O Ministério Público já analisou suficientemente muita da prova recolhida, podendo efectuar um juízo sobre a mesma, uma vez que se encontra solidificada.
Tradução para os pró-socráticos: vai mesmo haver acusação. Porque é que não se fechou de uma vez o inquérito? Porque falta analisar a prova. Porque é que falta analisar a prova? Porque os dez magistrados do Ministério Público e os 22 inspectores tributários que estão dedicados à Operação Marquês já têm no conta quilómetros 2600 escutas aprovadas, 13.500 milhões de ficheiros informáticos analisados, 260 buscas efectuadas, 170 testemunhas escutadas e nove cartas rogatórias enviadas para diversos países.
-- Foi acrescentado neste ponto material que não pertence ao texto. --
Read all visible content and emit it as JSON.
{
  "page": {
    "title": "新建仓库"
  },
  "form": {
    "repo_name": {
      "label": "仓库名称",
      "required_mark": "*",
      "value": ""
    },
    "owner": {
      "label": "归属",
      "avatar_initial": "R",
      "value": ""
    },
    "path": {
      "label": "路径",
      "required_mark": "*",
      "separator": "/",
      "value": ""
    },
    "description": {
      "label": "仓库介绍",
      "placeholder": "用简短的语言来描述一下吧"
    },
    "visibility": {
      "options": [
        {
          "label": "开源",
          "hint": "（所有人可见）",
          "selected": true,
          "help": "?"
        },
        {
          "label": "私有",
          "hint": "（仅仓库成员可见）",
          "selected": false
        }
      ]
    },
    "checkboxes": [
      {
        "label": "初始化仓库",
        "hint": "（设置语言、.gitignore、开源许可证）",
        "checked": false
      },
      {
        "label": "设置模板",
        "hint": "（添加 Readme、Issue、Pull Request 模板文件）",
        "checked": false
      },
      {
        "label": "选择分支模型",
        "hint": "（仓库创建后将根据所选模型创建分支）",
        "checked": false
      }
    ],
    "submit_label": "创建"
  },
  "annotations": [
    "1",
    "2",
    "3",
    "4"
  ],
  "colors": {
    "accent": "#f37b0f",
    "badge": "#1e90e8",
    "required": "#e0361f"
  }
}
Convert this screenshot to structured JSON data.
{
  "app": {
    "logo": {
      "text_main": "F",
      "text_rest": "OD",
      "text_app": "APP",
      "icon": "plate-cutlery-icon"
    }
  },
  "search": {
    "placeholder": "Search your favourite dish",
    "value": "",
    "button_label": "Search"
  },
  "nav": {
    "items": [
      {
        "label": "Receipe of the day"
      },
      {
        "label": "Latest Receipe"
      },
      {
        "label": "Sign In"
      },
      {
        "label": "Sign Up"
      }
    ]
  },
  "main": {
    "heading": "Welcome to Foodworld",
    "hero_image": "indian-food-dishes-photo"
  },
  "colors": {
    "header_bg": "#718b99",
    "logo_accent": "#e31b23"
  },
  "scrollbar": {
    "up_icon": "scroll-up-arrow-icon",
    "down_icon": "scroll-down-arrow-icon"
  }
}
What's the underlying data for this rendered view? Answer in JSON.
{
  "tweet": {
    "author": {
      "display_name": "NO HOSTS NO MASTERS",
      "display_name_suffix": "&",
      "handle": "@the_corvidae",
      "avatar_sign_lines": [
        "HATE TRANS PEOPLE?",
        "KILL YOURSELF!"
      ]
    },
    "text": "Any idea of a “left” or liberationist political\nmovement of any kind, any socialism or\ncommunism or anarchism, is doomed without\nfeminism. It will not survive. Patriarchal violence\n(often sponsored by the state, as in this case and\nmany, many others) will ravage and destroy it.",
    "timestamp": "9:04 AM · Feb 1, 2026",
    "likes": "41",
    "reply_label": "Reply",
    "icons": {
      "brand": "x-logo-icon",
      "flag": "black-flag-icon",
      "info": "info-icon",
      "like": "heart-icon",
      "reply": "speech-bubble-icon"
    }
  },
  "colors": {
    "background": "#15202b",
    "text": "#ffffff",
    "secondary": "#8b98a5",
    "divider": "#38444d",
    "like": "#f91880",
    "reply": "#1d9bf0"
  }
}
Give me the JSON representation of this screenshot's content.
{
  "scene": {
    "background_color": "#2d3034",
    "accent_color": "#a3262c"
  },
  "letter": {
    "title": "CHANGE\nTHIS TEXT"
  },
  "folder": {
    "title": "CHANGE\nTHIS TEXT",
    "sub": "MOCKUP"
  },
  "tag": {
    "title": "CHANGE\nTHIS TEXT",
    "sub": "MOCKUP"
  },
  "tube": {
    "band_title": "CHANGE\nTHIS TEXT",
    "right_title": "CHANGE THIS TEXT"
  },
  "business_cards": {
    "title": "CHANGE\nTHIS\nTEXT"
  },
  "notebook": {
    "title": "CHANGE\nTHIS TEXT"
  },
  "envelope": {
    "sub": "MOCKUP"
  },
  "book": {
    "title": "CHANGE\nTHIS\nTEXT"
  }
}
Há ainda a razão que se segue.
A investigação criminal é dinâmica e, à medida que o inquérito evoluía, os magistrados depararam-se com relações e factos com contornos de natureza criminal que, no início, não eram expectáveis. Não foram abandonadas as imputações iniciais mas o inquérito foi progredindo.
Esta é uma resposta directa à defesa de José Sócrates, que diz que o Ministério Público andou primeiro à procura de crimes no grupo Lena, como não encontrou passou para o Vale de Lobo, e de seguida para a PT.A procuradora-geral da República nega essa tese. Os crimes referidos no início do processo mantêm-se. Simplesmente juntaram-se outros no decorrer da investigação.
Até finais do ano passado, já tinham sido apreciados cerca de 350 requerimentos apresentados por arguidos e, no Tribunal da Relação de Lisboa, tinham dado entrada mais de 50 peças processuais relativas a recursos e outros incidentes suscitados pelas defesas.
A defesa de José Sócrates queixa-se muito da demora do processo ao mesmo tempo que contribui diariamente para ela, com um nível de litigância absurdo. Cada recurso apresentado por Sócrates exige uma resposta demorada do Ministério Público - e, tirando o famoso caso do recurso relatado pelo juiz Rui Rangel, todos os outros foram indeferidos. O PÚBLICO de ontem fazia as contas: a Relação já recebeu 33 recursos, a defesa vai em 13 multas por atrasos, e só em custas judiciais (sem contar com os honorários dos seus advogados), José Sócrates foi obrigado a desembolsar 17 mil euros. Tendo em conta que o seu único rendimento conhecido é uma subvenção vitalícia  de 3800 euros mensais (2250 líquidos), ele já investiu sete meses e meio de salário em recursos fracassados. Ninguém sabe qual será o Carlos Santos Silva de José Sócrates neste momento, mas o ponto principal é este: se o atraso na acusação é uma vergonha, Sócrates não se tem cansado de contribuir para a vergonha desse atraso.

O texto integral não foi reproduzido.